Booking ATV Rentals Too Late for Peak Weekends
Inventory for ATV rentals at Glamis fills quickly on major holiday weekends. If your trip dates fall near Thanksgiving, Christmas, New Year’s, or other peak periods, book as early as possible. A 25 percent deposit holds your machine. Waiting until the week before a busy weekend is a real risk.
Skipping the Safety Briefing
The controls orientation at Vendor Row covers everything you need to operate your rental machine safely and correctly. Experienced riders sometimes feel the briefing is unnecessary. It is not. The briefing is specific to the exact machine you are picking up and covers the clutchless shifting system, brake sensitivity, and dune-specific safety considerations. It takes a few minutes and prevents a much larger problem on the sand.
Frequently Asked Questions About Planning a Glamis Weekend with ATV Rentals
How Far in Advance Should I Book ATV Rentals at Glamis?
For non-holiday weekends during the main riding season, booking two to three weeks in advance is generally sufficient. For major holiday weekends, book as early as possible, ideally six to eight weeks out. A 25 percent deposit secures your reservation. The balance is collected at pickup along with the security deposit hold on your credit card.
Can I Book ATV Rentals Without Prior Riding Experience?
Yes. The 250cc quads at Glamis Dunes Rentals are specifically suited to riders with no prior experience. The clutchless shifting system eliminates the most common source of frustration for beginners, and the full safety briefing at pickup covers everything you need to know before your first ride. First-time riders are actively welcomed and well-supported by the team at Vendor Row.
What Is the Minimum Age for ATV Rentals at Glamis?
Riders must be 21 years of age or older and present a valid government-issued identification at pickup. This requirement applies to the operator of the rental vehicle. Youth helmets are available for purchase for younger passengers where applicable under the terms of the rental agreement.
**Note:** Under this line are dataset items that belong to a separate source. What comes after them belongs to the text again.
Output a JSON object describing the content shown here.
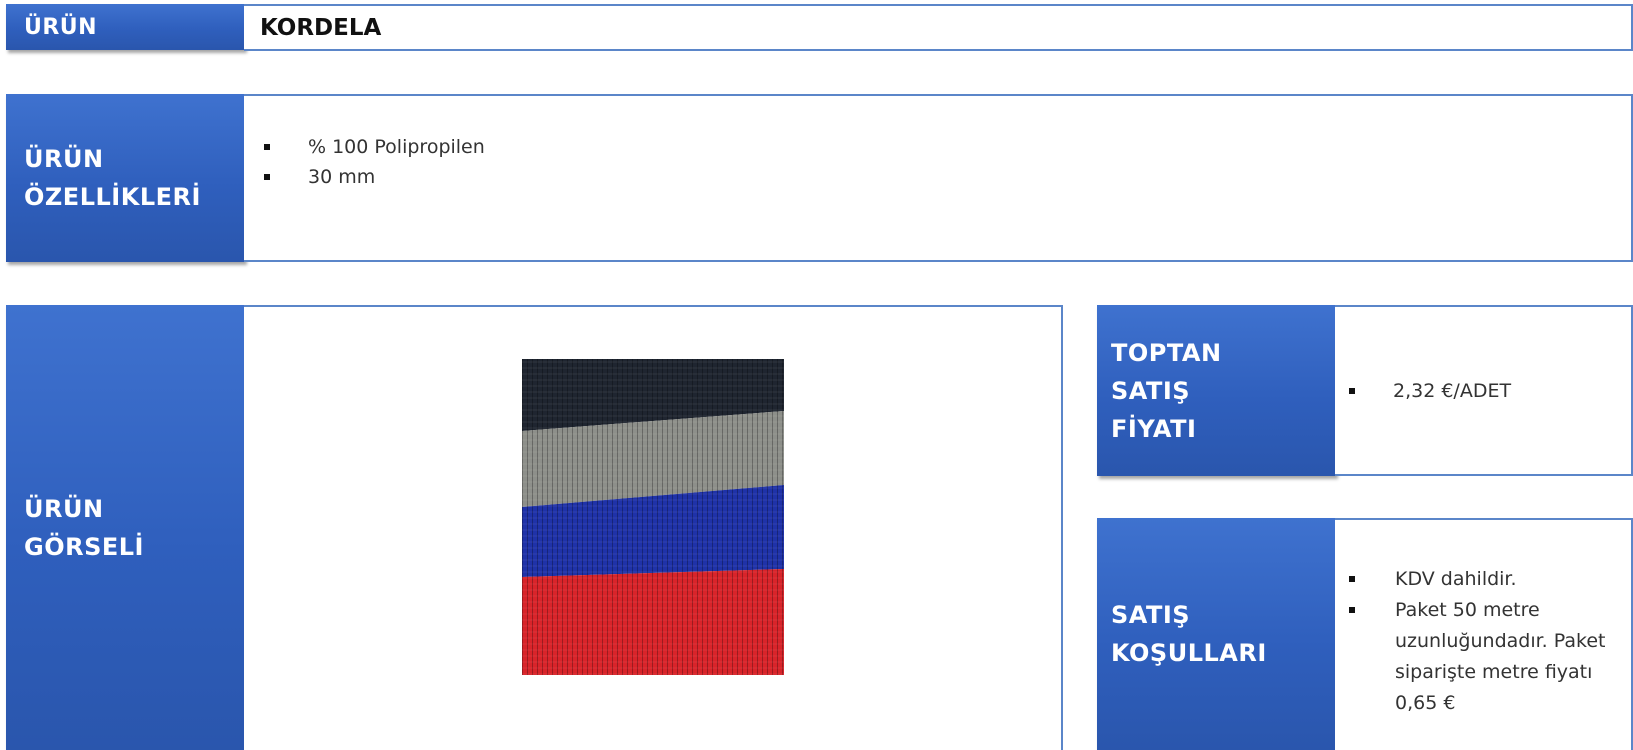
{
  "product": {
    "label": "ÜRÜN",
    "name": "KORDELA"
  },
  "features": {
    "label_lines": [
      "ÜRÜN",
      "ÖZELLİKLERİ"
    ],
    "items": [
      "% 100 Polipropilen",
      "30 mm"
    ]
  },
  "image": {
    "label_lines": [
      "ÜRÜN",
      "GÖRSELİ"
    ],
    "stripe_colors": [
      "#1f2530",
      "#8d8f8a",
      "#1f32a8",
      "#d8242a"
    ]
  },
  "wholesale": {
    "label_lines": [
      "TOPTAN",
      "SATIŞ",
      "FİYATI"
    ],
    "items": [
      "2,32 €/ADET"
    ]
  },
  "terms": {
    "label_lines": [
      "SATIŞ",
      "KOŞULLARI"
    ],
    "items": [
      "KDV dahildir.",
      "Paket 50 metre uzunluğundadır. Paket siparişte metre fiyatı 0,65 €"
    ]
  },
  "colors": {
    "label_blue": "#2f5fbd",
    "border_blue": "#5b86c9"
  }
}
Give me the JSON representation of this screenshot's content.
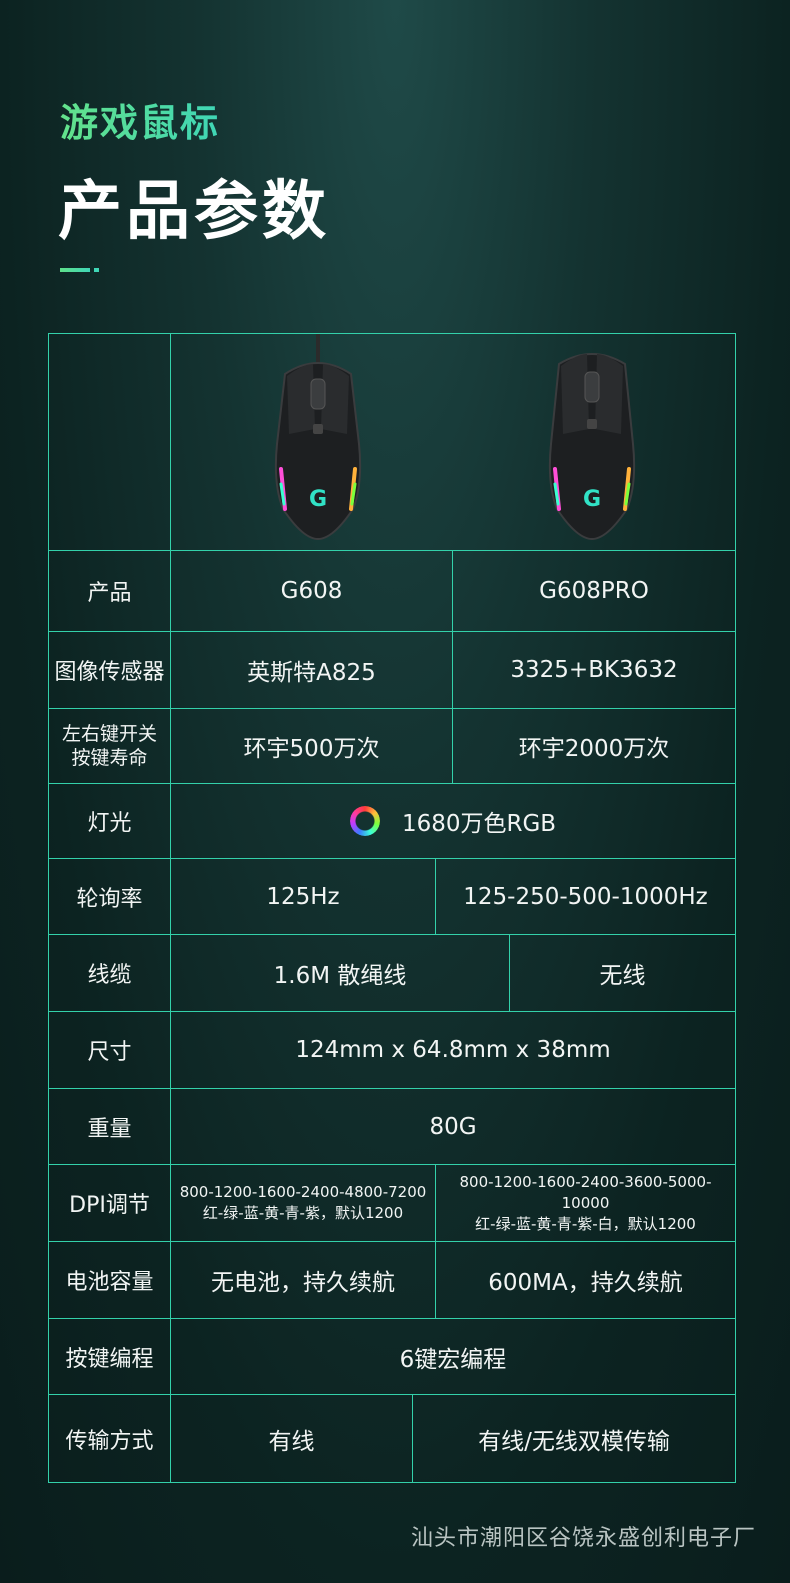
{
  "header": {
    "subtitle": "游戏鼠标",
    "title": "产品参数"
  },
  "table": {
    "product": {
      "label": "产品",
      "g608": "G608",
      "g608pro": "G608PRO"
    },
    "sensor": {
      "label": "图像传感器",
      "g608": "英斯特A825",
      "g608pro": "3325+BK3632"
    },
    "switch_life": {
      "label_line1": "左右键开关",
      "label_line2": "按键寿命",
      "g608": "环宇500万次",
      "g608pro": "环宇2000万次"
    },
    "lighting": {
      "label": "灯光",
      "value": "1680万色RGB"
    },
    "polling": {
      "label": "轮询率",
      "g608": "125Hz",
      "g608pro": "125-250-500-1000Hz"
    },
    "cable": {
      "label": "线缆",
      "g608": "1.6M 散绳线",
      "g608pro": "无线"
    },
    "size": {
      "label": "尺寸",
      "value": "124mm x 64.8mm x 38mm"
    },
    "weight": {
      "label": "重量",
      "value": "80G"
    },
    "dpi": {
      "label": "DPI调节",
      "g608_line1": "800-1200-1600-2400-4800-7200",
      "g608_line2": "红-绿-蓝-黄-青-紫，默认1200",
      "g608pro_line1": "800-1200-1600-2400-3600-5000-10000",
      "g608pro_line2": "红-绿-蓝-黄-青-紫-白，默认1200"
    },
    "battery": {
      "label": "电池容量",
      "g608": "无电池，持久续航",
      "g608pro": "600MA，持久续航"
    },
    "macro": {
      "label": "按键编程",
      "value": "6键宏编程"
    },
    "transfer": {
      "label": "传输方式",
      "g608": "有线",
      "g608pro": "有线/无线双模传输"
    }
  },
  "icons": [
    "mouse-wired-image",
    "mouse-wireless-image",
    "rgb-ring-icon",
    "mouse-logo-icon"
  ],
  "colors": {
    "accent": "#33d1aa",
    "title_gradient_start": "#63e28b",
    "title_gradient_end": "#3fd6b6",
    "background": "#143331"
  },
  "footer": {
    "company": "汕头市潮阳区谷饶永盛创利电子厂"
  }
}
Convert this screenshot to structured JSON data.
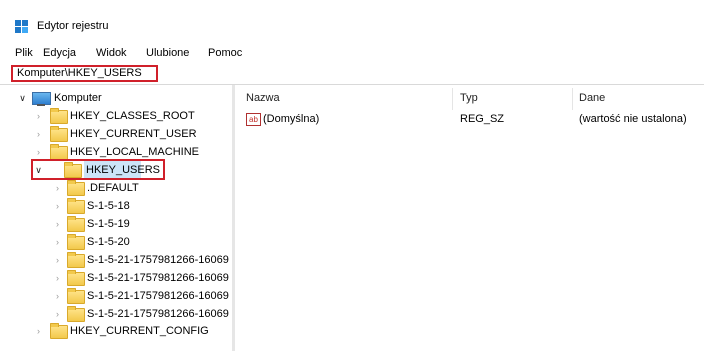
{
  "window": {
    "title": "Edytor rejestru",
    "icon": "regedit-icon"
  },
  "menu": [
    "Plik",
    "Edycja",
    "Widok",
    "Ulubione",
    "Pomoc"
  ],
  "address": "Komputer\\HKEY_USERS",
  "tree": {
    "root": "Komputer",
    "hives": [
      "HKEY_CLASSES_ROOT",
      "HKEY_CURRENT_USER",
      "HKEY_LOCAL_MACHINE",
      "HKEY_USERS"
    ],
    "users_children": [
      ".DEFAULT",
      "S-1-5-18",
      "S-1-5-19",
      "S-1-5-20",
      "S-1-5-21-1757981266-16069",
      "S-1-5-21-1757981266-16069",
      "S-1-5-21-1757981266-16069",
      "S-1-5-21-1757981266-16069"
    ],
    "last": "HKEY_CURRENT_CONFIG",
    "selected": "HKEY_USERS"
  },
  "list": {
    "columns": [
      "Nazwa",
      "Typ",
      "Dane"
    ],
    "rows": [
      {
        "name": "(Domyślna)",
        "type": "REG_SZ",
        "data": "(wartość nie ustalona)"
      }
    ]
  },
  "colors": {
    "highlight_border": "#d0202a",
    "selection": "#cce4f7",
    "folder": "#f2c94c"
  }
}
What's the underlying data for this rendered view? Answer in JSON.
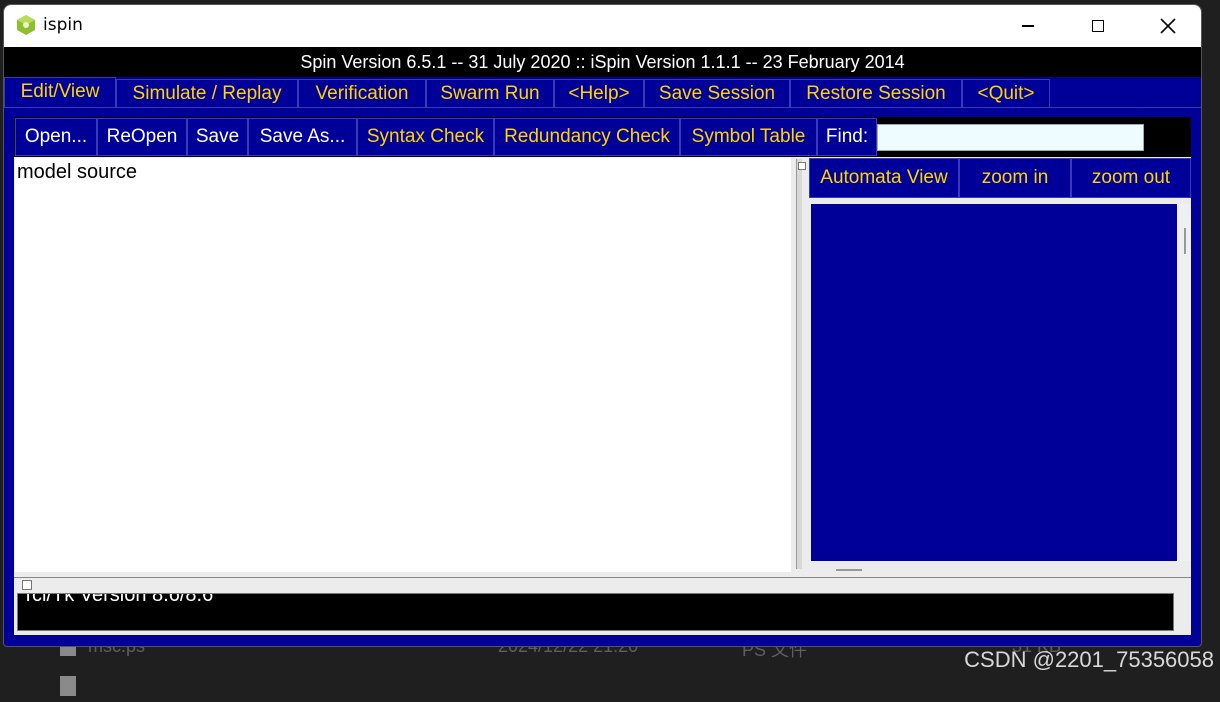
{
  "window": {
    "title": "ispin",
    "version_text": "Spin Version 6.5.1 -- 31 July 2020 :: iSpin Version 1.1.1 -- 23 February 2014"
  },
  "menu": {
    "tabs": [
      {
        "label": "Edit/View",
        "active": true
      },
      {
        "label": "Simulate / Replay"
      },
      {
        "label": "Verification"
      },
      {
        "label": "Swarm Run"
      },
      {
        "label": "<Help>"
      },
      {
        "label": "Save Session"
      },
      {
        "label": "Restore Session"
      },
      {
        "label": "<Quit>"
      }
    ]
  },
  "toolbar": {
    "open": "Open...",
    "reopen": "ReOpen",
    "save": "Save",
    "save_as": "Save As...",
    "syntax_check": "Syntax Check",
    "redundancy_check": "Redundancy Check",
    "symbol_table": "Symbol Table",
    "find_label": "Find:",
    "find_value": ""
  },
  "editor": {
    "source_text": "model source"
  },
  "automata": {
    "view_label": "Automata View",
    "zoom_in": "zoom in",
    "zoom_out": "zoom out"
  },
  "log": {
    "text": "Tcl/Tk Version 8.6/8.6"
  },
  "background": {
    "file1_name": "msc.ps",
    "file1_date": "2024/12/22 21:20",
    "file1_type": "PS 文件",
    "file1_size": "31 KB",
    "watermark": "CSDN @2201_75356058"
  },
  "colors": {
    "window_bg": "#000098",
    "accent_text": "#ffd400",
    "title_bar": "#ffffff",
    "version_bar": "#000000",
    "app_icon": "#8dbf2e"
  },
  "icons": {
    "app": "ispin-app-icon",
    "minimize": "minimize-icon",
    "maximize": "maximize-icon",
    "close": "close-icon"
  }
}
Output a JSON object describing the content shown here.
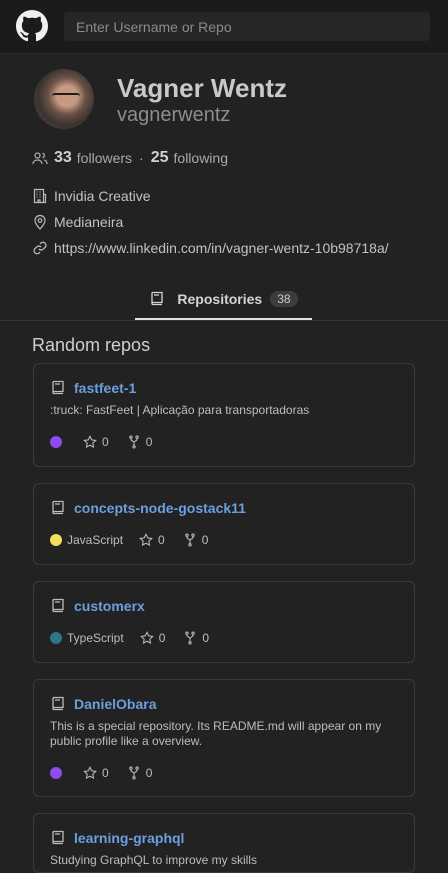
{
  "search": {
    "placeholder": "Enter Username or Repo"
  },
  "profile": {
    "name": "Vagner Wentz",
    "login": "vagnerwentz",
    "followers_count": "33",
    "followers_label": "followers",
    "separator": "·",
    "following_count": "25",
    "following_label": "following",
    "company": "Invidia Creative",
    "location": "Medianeira",
    "blog": "https://www.linkedin.com/in/vagner-wentz-10b98718a/"
  },
  "tabs": [
    {
      "label": "Repositories",
      "count": "38"
    }
  ],
  "section": {
    "title": "Random repos"
  },
  "repos": [
    {
      "name": "fastfeet-1",
      "description": ":truck: FastFeet | Aplicação para transportadoras",
      "language": "",
      "lang_color": "#8d4df3",
      "stars": "0",
      "forks": "0"
    },
    {
      "name": "concepts-node-gostack11",
      "description": "",
      "language": "JavaScript",
      "lang_color": "#f1e05a",
      "stars": "0",
      "forks": "0"
    },
    {
      "name": "customerx",
      "description": "",
      "language": "TypeScript",
      "lang_color": "#2b7489",
      "stars": "0",
      "forks": "0"
    },
    {
      "name": "DanielObara",
      "description": "This is a special repository. Its README.md will appear on my public profile like a overview.",
      "language": "",
      "lang_color": "#8d4df3",
      "stars": "0",
      "forks": "0"
    },
    {
      "name": "learning-graphql",
      "description": "Studying GraphQL to improve my skills",
      "language": "",
      "lang_color": "#8d4df3",
      "stars": "0",
      "forks": "0"
    }
  ],
  "icons": {
    "logo": "github-logo-icon",
    "followers": "people-icon",
    "company": "organization-icon",
    "location": "location-pin-icon",
    "blog": "link-icon",
    "repo": "repo-book-icon",
    "star": "star-icon",
    "fork": "fork-icon"
  }
}
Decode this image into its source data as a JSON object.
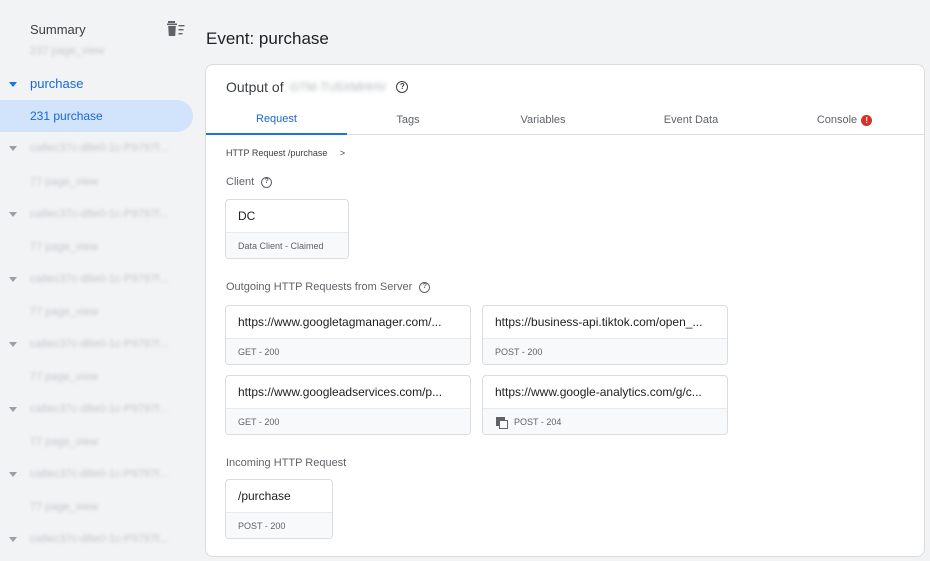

How Long Is a Full Day ATV Rental?
ATV rentals are priced at 269 dollars per day. The specific daily window is confirmed at booking and at pickup. The security deposit hold of 500 dollars is released within seven days of returning the vehicle in the same condition it was rented.
Do I Need to Bring My Own Helmet?
Helmets are provided with all ATV rentals through Glamis Dunes Rentals in adult sizes. Youth helmets are available for purchase. If you prefer to bring your own helmet, it must be Department of Transportation compliant. Verify that your helmet carries the Department of Transportation certification sticker and that it fits correctly before your trip.
What Should My Group Do If We Get Separated on the Dunes?
The best solution is to agree on a regroup point and time before your first ride session. The team at Vendor Row provides GPS coordinates and a landmark map at every ATV rentals pickup. Identify your regroup location on that map before you leave camp and make sure every member of your group has the coordinates saved. If separation happens, return to the regroup point at the agreed time rather than riding further while searching.
Ready to Book Your ATV Rentals at Glamis Sand Dunes
Glamis Dunes Rentals is located at Vendor Row, 5775 East Highway 78, Brawley, California 92227. ATV rentals are priced at 269 dollars per day for a 250cc Honda or Suzuki quad. The safety flag is pre-installed, the controls briefing is included, and the team is on-site to answer every question before your first ride.
Riders must be 21 years of age or older with valid government-issued identification. A 25 percent deposit secures your reservation.